There Is a Garden in Her Face
Thomas Campion describes the woman's beautiful perfections in his poem. He uses similes and metaphors throughout to describe the beauty that beholds this magnificent woman. But the woman cannot be as perfect and as beautiful as the speaker makes her out to be so it gives it a sense of falseness and makes the reader think that he is just dreaming of this woman.
In There is a Garden in Her Face, the subject of the speaker's affection is idolized beyond reality and is placed so high upon a pedestal that she is virtually unattainable. He speaks of her as if she is a goddess, and that no woman can match her beauty.
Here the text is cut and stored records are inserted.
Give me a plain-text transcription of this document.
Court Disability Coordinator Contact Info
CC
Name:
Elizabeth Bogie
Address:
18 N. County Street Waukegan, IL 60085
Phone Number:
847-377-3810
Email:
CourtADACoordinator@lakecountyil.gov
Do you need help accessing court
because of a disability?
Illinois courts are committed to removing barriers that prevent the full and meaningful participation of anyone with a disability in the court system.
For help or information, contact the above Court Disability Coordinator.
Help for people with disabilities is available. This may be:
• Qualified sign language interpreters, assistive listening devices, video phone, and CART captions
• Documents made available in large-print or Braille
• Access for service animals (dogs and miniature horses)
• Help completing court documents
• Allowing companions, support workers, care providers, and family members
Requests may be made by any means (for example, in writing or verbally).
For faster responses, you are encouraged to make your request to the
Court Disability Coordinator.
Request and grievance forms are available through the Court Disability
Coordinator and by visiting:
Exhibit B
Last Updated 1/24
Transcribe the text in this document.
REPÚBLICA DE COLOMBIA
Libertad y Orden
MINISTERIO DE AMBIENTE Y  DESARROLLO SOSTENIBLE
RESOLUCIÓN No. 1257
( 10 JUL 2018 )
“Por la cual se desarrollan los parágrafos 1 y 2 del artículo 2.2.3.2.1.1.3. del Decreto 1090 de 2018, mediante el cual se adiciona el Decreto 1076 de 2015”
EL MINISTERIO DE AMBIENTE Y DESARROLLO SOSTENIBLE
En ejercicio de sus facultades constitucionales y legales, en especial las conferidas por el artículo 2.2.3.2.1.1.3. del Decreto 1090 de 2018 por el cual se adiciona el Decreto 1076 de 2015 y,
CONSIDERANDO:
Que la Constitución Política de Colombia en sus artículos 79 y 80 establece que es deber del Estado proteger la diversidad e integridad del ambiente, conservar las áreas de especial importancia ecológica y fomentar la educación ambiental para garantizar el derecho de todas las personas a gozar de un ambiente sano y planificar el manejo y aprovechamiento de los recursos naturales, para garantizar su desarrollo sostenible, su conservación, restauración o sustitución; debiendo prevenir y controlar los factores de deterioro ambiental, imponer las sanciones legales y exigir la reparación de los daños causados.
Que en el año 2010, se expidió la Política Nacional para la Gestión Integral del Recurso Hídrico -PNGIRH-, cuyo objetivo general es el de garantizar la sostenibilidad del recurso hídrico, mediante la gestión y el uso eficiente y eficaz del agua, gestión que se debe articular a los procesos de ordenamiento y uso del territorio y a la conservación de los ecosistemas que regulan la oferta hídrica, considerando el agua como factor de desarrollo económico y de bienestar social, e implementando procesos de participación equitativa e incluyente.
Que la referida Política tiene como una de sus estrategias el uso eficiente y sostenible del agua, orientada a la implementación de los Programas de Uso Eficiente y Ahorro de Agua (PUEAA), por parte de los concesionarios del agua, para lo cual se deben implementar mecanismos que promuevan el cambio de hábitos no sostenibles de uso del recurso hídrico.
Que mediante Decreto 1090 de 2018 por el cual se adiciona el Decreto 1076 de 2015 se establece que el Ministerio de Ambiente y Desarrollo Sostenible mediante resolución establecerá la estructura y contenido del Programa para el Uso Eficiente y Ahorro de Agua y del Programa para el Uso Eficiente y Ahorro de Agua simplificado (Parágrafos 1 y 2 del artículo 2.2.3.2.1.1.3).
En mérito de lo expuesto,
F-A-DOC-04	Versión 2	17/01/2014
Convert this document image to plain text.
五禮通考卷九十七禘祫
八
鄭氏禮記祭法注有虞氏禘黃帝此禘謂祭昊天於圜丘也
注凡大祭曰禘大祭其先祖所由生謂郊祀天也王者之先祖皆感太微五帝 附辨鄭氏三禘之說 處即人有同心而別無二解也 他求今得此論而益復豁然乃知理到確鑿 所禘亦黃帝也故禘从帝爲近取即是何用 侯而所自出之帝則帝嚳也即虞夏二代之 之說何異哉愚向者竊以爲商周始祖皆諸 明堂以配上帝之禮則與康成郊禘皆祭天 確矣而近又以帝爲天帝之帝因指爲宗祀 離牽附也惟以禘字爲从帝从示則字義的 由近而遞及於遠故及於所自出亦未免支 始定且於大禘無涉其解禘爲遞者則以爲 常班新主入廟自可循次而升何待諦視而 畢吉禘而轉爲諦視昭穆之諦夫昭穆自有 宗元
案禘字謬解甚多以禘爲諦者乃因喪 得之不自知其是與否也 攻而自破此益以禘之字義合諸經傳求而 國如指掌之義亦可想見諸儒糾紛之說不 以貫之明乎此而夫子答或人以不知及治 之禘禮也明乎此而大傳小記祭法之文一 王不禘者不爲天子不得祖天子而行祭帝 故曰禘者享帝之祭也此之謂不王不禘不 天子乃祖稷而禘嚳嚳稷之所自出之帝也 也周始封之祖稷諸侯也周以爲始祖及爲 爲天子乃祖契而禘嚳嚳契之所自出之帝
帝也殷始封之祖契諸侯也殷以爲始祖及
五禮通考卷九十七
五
He compares her to the most beautiful objects, and even forbidden fruits, as if she were a forbidden creature that no one shall speak to unless she grants them the pleasure of conversation.
Campion uses one main symbol throughout the poem which can be thought of as forbidden, similar to those of the Garden of Eden. He also uses similes and metaphors to compare her looks to the objects to which she mirrors. Many of which are associated with wealth or romanticism. For instance, the pearls to which he compares her teeth to. Pearls are usually thought of when you think of a wealthy person. And he uses roses and lilies as a comparison to her face to further show how stunning she is.
Campion uses metaphors and similes to compare the lady to the splendors of nature. Roses and cherries are repeatedly used to describe various parts of the lady, like her rosy cheeks and luscious lips. Her teeth are said to be made "of orient pearl a double row" . The white of the pearl, the lilies and the snow build the image of a woman of purity and good quality. This perception of the lady as a divine creature is emphasized by the many references to heaven. Her face is seen as "a heavenly paradise", her eyes are "like angels", and her lips are called "sacred cherries". They are a forbidden fruit, similar to those of the Garden of Eden, that no one may touch or even look at "till 'Cherry ripe!' themselves do cry". The lady is viewed to be unapproachable unless she gives her permission to be approached. She seems cold and unfeeling when her brows are described as "bended bows" ready to kill with "piercing frowns", so it is likely that she does not give her permission easily. This woman cannot possibly be as godlike and perfect as the speaker makes her out to be, which causes this poem to feel strained and false.
The false admiration in this poem shows the reader that society has a specific idea of beauty which is impossible for any woman or man to match. Campion's poem reflects this impossible ideal that society inflicts on us. This woman in There is a Garden in Her Face could never really live up to the image that the speaker has created of her. The image is false, and so is his love because he is only focusing on her outward appearance.